Pendant que ce langage mettait en défiance de plue en plus les mécontens, les réfugiés aux Etats-Unis et les Américains qui sympathisaient avec eux, et qui répandus sur la frontière du Haut et du Bas-Canada, passèrent l'été en allées et venues, en profitèrent pour organiser une invasion et un nouveau soulèvement dans les deux provinces à la fois. Ils tinrent des assemblées à Washington, à Philadelphie et ailleurs, où parut le Dr. Robert Netton, le frère de celui qui commandait les insurgés à St.-Denis, pour exciter les sympathies des Américains et obtenir des secours. Ils se réunirent à New-York, à Albany et dans quelques villes des frontières et réussirent à entraîner en multipliant les mensonges quelques Canadiens du district de Montréal.
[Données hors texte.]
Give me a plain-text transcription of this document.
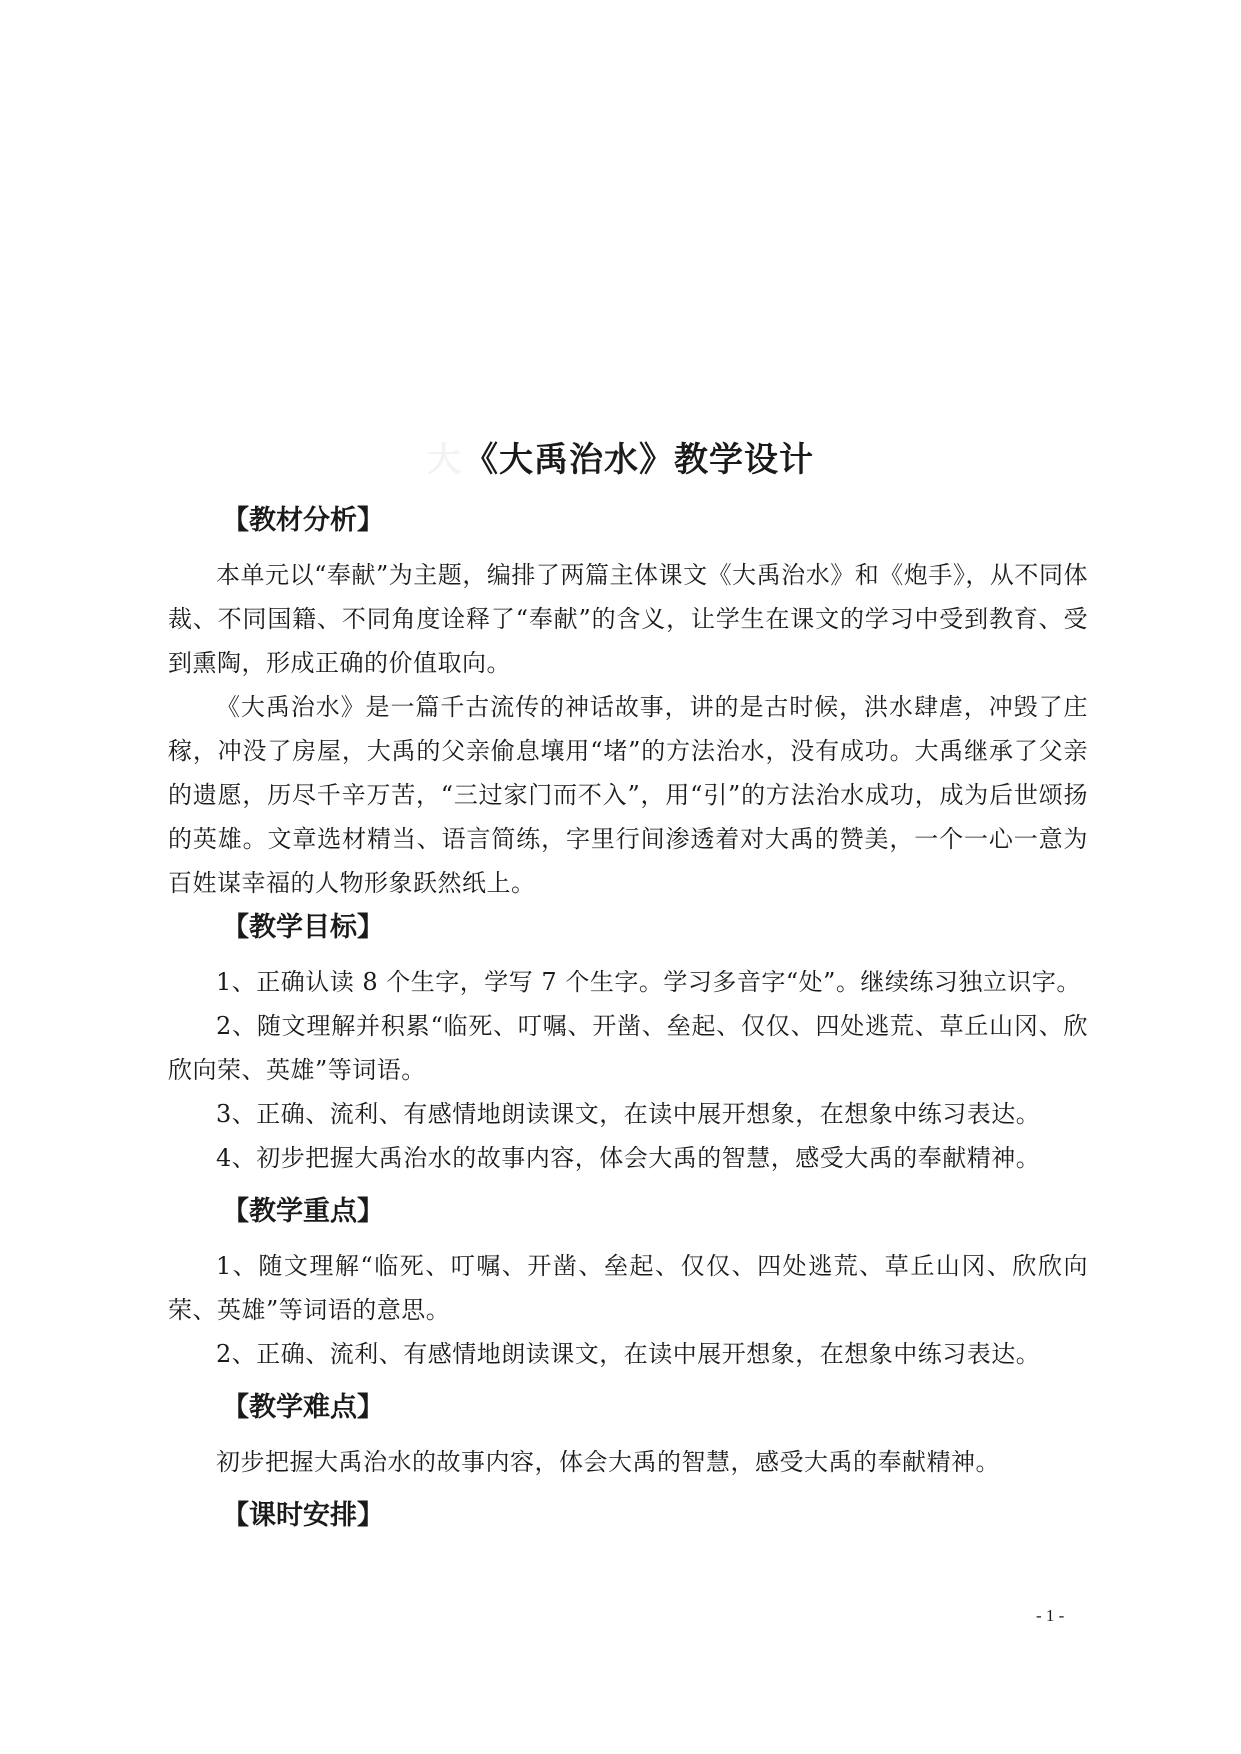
大《大禹治水》教学设计
【教材分析】
本单元以“奉献”为主题，编排了两篇主体课文《大禹治水》和《炮手》，从不同体裁、不同国籍、不同角度诠释了“奉献”的含义，让学生在课文的学习中受到教育、受到熏陶，形成正确的价值取向。
《大禹治水》是一篇千古流传的神话故事，讲的是古时候，洪水肆虐，冲毁了庄稼，冲没了房屋，大禹的父亲偷息壤用“堵”的方法治水，没有成功。大禹继承了父亲的遗愿，历尽千辛万苦，“三过家门而不入”，用“引”的方法治水成功，成为后世颂扬的英雄。文章选材精当、语言简练，字里行间渗透着对大禹的赞美，一个一心一意为百姓谋幸福的人物形象跃然纸上。
【教学目标】
1、正确认读 8 个生字，学写 7 个生字。学习多音字“处”。继续练习独立识字。
2、随文理解并积累“临死、叮嘱、开凿、垒起、仅仅、四处逃荒、草丘山冈、欣欣向荣、英雄”等词语。
3、正确、流利、有感情地朗读课文，在读中展开想象，在想象中练习表达。
4、初步把握大禹治水的故事内容，体会大禹的智慧，感受大禹的奉献精神。
【教学重点】
1、随文理解“临死、叮嘱、开凿、垒起、仅仅、四处逃荒、草丘山冈、欣欣向荣、英雄”等词语的意思。
2、正确、流利、有感情地朗读课文，在读中展开想象，在想象中练习表达。
【教学难点】
初步把握大禹治水的故事内容，体会大禹的智慧，感受大禹的奉献精神。
【课时安排】
- 1 -
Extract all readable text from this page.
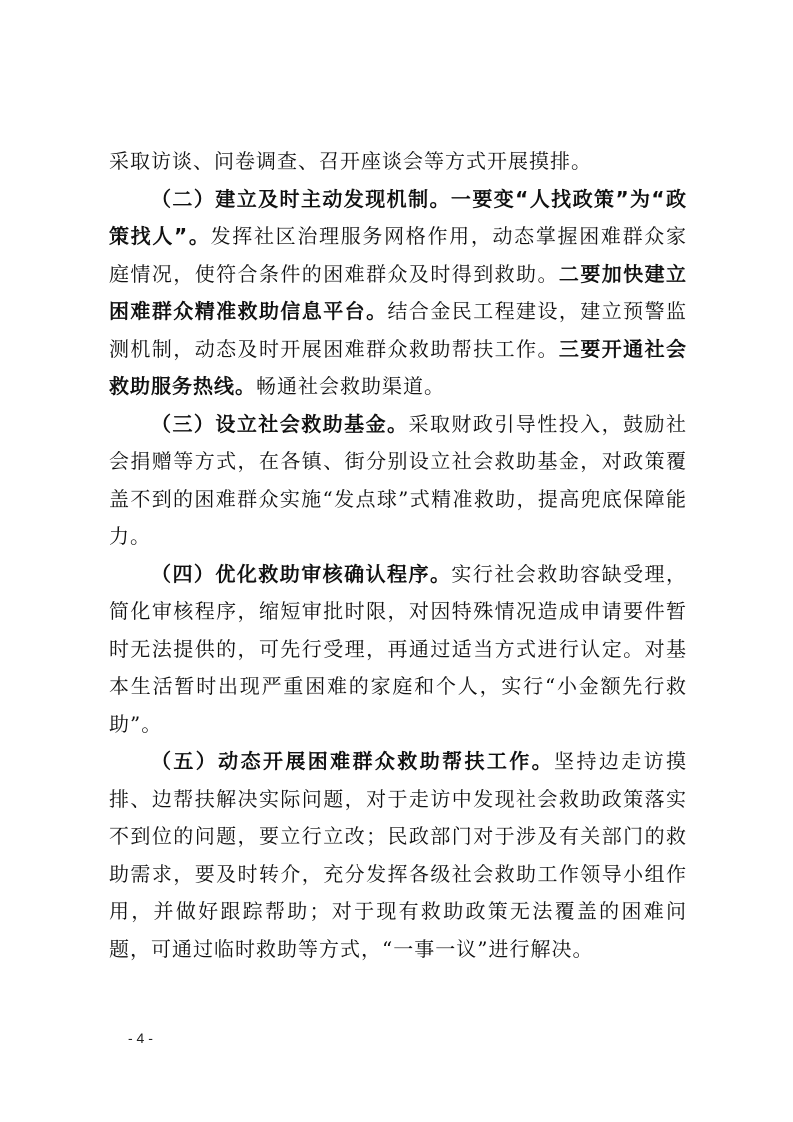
采取访谈、问卷调查、召开座谈会等方式开展摸排。

（二）建立及时主动发现机制。一要变“人找政策”为“政策找人”。发挥社区治理服务网格作用，动态掌握困难群众家庭情况，使符合条件的困难群众及时得到救助。二要加快建立困难群众精准救助信息平台。结合金民工程建设，建立预警监测机制，动态及时开展困难群众救助帮扶工作。三要开通社会救助服务热线。畅通社会救助渠道。

（三）设立社会救助基金。采取财政引导性投入，鼓励社会捐赠等方式，在各镇、街分别设立社会救助基金，对政策覆盖不到的困难群众实施“发点球”式精准救助，提高兜底保障能力。

（四）优化救助审核确认程序。实行社会救助容缺受理，简化审核程序，缩短审批时限，对因特殊情况造成申请要件暂时无法提供的，可先行受理，再通过适当方式进行认定。对基本生活暂时出现严重困难的家庭和个人，实行“小金额先行救助”。

（五）动态开展困难群众救助帮扶工作。坚持边走访摸排、边帮扶解决实际问题，对于走访中发现社会救助政策落实不到位的问题，要立行立改；民政部门对于涉及有关部门的救助需求，要及时转介，充分发挥各级社会救助工作领导小组作用，并做好跟踪帮助；对于现有救助政策无法覆盖的困难问题，可通过临时救助等方式，“一事一议”进行解决。

- 4 -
Dès avant le départ de lord Durham, l'exécutif était informé que dans la ville seule de Montréal plus de 3000 hommes s'étaient liés par des sermens secrets à prendre les armes; [38] c'était une grande exagération, mais ce rapport n'était pas complètement inexact, car au commencement de novembre, des soulèvemens partiels eurent lieu sur plusieurs points de la rivière Richelieu, à Beauharnais, à Terrebonne, à Châteauguay, à Rouville, à Varennes, à Contrecoeur, et dans quelques autres paroisses, tandis qu'un corps d'Américains et de réfugiés pénétrait en Canada sous les ordres du Dr. Nelson et prenait possession du village de Napierville. Sir John Colborne qui s'y attendait, assembla aussitôt le conseil spécial, proclama la loi martiale, arma les volontaires, fit arrêter toutes les personnes suspectes, puis marcha avec 7 à 8 mille hommes, soldats, miliciens et Sauvages venant de différens points, sur le pays insurgé où tout était déjà rentré dans l'ordre quand il y arriva.

[Note 38:][ (retour) ] Lettre de sir John Colborne au marquis de Normanby, 6 mai 1839.

Les hommes qui devaient prendre part au soulèvement n'ayant point de fusil ni de munitions, s'étaient armés de piques et de bâtons. Plusieurs n'étaient dirigés, un sac seulement sur le dos, vers les points où on leur avait dit qu'ils trouveraient tout ce qui leur fallait; mais n'y trouvant rien, ils étaient presque tous rentrés dans leurs loyers ou retournés aux Etats-Unis d'où ils venaient, de sorte qu'au bout de quelques jours tout était rentré dans l'ordre avec à peine la perte de quelques hommes.

Sir John Colborne n'eut qu'à promener la torche de l'incendie. Sans plux d'égard pour l'innocent que pour le coupable, il brûla tout et ne laissa que des ruines et des cendres sur son passage.

Dans le Haut-Canada les Américains et les réfugiés de cette province qui s'étaient joints à eux, débarquèrent à Prescott, et prirent possession d'un moulin où ils furent obligés de se rendre au bout de quelque temps aux forces considérables qui les cernèrent. D'autres inquiétèrent la frontière tout l'hiver, attaquèrent Windsor, le Détroit et quelques autres points, mais n'exécutèrent rien de sérieux.